In the breakout I joined, the session also touched on participation in conditions of vastly unequal power. Faced with the power of tech giants, many participatory processes about the redesign of technology can feel tokenistic or futile: able to tinker around the edges at best. This got me thinking: are there learnings we can draw from the design of (mandated) participatory processes in other conditions of vastly unequal power (e.g. around extractive industries) which would be instructive when thinking about participatory data governance particularly in the big tech space?
And on Friday morning I took part in an interesting workshop on “Participatory Data Stewardship in Practice” run by the Ada Lovelace Institute team. The session took the form of a role-played scenario, where attendees were asked to act as members of an international energy data-cooperative receiving their first applications for data access, and charged with deciding whether or not to approve the requests. Besides feeling rather reminiscent of how I used to spend my Friday mornings when I was a member of Open Data Services Co-op (the Friday meeting was our weekly all-hands governance session), the session provided a really interesting opportunity to test out a collective data governance lens. Power in a data co-operative technically belongs to the members, though it is often exercised by those who turn up.

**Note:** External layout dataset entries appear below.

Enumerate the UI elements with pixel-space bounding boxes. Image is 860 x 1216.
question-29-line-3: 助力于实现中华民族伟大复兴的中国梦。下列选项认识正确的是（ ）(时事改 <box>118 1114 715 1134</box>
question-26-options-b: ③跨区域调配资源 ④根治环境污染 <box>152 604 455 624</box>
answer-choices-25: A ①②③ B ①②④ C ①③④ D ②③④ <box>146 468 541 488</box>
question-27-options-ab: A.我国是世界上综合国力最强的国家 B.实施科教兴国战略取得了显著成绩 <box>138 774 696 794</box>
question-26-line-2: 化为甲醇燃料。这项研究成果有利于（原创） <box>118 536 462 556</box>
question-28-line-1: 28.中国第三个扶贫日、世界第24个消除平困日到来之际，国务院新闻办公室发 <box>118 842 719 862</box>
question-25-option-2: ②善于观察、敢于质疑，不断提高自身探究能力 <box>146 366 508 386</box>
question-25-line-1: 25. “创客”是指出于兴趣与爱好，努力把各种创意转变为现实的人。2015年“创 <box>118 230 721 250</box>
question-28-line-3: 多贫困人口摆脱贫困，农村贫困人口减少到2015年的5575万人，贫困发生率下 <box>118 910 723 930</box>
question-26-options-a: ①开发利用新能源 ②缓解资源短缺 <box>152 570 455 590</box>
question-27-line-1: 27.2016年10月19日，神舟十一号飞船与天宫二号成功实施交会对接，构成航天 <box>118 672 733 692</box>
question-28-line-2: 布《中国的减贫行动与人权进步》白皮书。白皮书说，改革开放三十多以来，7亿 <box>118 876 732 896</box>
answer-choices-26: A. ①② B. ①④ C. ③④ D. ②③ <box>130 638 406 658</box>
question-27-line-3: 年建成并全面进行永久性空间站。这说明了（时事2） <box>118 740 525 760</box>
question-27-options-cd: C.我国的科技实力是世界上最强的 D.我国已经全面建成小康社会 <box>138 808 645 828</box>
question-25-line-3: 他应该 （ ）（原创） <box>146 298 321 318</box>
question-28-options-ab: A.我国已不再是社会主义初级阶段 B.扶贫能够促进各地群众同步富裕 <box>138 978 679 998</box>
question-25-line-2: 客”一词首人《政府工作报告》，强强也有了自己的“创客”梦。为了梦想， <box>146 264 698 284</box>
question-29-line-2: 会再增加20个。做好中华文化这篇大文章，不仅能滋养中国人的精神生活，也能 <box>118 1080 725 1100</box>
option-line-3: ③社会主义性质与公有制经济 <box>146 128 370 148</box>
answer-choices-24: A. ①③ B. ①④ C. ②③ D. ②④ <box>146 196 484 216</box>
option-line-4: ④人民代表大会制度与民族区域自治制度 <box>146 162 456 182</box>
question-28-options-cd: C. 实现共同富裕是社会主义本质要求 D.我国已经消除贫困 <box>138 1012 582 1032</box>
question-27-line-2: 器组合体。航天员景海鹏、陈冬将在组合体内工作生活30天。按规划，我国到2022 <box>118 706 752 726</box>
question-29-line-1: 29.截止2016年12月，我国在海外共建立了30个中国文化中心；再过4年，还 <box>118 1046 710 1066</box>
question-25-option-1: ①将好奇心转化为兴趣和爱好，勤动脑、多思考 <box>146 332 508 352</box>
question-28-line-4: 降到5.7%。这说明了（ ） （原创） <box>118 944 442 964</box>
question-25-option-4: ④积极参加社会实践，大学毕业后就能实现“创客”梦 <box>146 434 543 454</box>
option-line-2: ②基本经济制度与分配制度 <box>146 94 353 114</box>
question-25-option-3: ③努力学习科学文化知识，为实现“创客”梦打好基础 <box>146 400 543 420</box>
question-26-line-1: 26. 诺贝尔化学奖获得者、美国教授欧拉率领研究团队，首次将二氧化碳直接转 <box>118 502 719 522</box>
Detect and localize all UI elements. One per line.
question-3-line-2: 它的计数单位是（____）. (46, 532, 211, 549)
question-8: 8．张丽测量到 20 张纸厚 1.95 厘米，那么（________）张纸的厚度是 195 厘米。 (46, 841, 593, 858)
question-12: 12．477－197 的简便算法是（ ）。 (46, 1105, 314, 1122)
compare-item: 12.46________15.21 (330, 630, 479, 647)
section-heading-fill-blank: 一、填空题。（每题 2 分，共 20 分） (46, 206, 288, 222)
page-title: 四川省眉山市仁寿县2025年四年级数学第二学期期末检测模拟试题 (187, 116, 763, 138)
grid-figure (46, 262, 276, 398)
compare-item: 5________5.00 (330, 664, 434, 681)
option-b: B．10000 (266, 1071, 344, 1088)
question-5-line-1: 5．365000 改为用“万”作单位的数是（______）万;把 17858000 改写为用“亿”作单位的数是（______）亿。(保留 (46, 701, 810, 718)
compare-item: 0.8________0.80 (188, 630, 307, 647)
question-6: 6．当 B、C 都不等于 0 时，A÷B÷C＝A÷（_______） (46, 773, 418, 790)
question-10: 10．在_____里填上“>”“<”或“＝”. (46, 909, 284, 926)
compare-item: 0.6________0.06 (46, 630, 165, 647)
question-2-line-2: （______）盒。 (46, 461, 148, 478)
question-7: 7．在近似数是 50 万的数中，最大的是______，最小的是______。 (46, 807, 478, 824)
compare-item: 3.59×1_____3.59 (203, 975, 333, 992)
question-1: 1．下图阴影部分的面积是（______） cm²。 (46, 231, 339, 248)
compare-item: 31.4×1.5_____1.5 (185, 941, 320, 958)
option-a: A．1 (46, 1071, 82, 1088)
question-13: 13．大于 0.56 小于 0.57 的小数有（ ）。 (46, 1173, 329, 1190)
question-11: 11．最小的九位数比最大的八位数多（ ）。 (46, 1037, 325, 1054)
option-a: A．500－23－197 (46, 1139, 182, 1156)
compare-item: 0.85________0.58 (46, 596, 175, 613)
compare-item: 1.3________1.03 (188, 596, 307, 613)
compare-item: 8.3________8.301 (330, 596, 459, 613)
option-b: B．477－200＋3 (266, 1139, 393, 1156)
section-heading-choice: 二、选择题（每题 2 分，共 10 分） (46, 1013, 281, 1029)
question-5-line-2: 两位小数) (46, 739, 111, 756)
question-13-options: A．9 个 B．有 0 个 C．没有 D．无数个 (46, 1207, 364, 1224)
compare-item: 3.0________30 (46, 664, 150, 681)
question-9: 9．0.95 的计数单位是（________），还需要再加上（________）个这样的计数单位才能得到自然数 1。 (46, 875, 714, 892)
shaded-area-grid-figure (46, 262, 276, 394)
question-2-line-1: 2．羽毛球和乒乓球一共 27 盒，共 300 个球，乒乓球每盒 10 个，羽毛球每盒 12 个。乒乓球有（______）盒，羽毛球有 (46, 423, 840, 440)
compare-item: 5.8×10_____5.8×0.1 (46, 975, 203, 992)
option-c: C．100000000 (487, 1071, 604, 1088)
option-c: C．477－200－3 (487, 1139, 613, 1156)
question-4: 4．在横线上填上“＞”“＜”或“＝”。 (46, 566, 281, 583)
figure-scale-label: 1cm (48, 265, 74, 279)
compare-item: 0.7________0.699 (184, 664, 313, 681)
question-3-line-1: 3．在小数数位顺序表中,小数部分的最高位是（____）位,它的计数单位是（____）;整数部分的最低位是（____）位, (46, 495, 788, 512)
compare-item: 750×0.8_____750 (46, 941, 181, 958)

Yet, the consequences of data collected and governed in a co-op being used may not only fall upon members. For example, in the scenario we considered, cooperatively held data could be used to develop new products or tariffs by an energy company, leading to certain populations (not necessarily the members of the co-op) paying more for their fuel in future. Even a data stewardship structure like a co-operative needs a prompt to consider the communities affected by their decisions, and to think about the involvement those communities should have in the data governance decisions that get made.
Platform governance
I spent a bit of time on Monday digging into the platform governance literature. Whilst I’ve not had a chance to follow up on it yet, the key take-away so far is that there is a lot of existing work on democratising governance, and building more participatory processes, that we might look towards when thinking about participatory data governance.
Governance innovation
The RSA have a call out for proposals on ‘Rethinking public dialogue’ and so I spent a bit of time on Friday brainstorming what a Connected by Data angle on this could look like: focussing in particular on better interfacing public dialogue with existing governance processes, and finding engaging ways to have meaningful dialogue about data, without requiring lots of up-front ‘teaching’ about the data specifics of a problem space, but rather having resources that allow these to emerge as a dialogue develops. I’ll be spending some more time on this over the week to come, and exploring whether we might find a partner to work with on a proposal.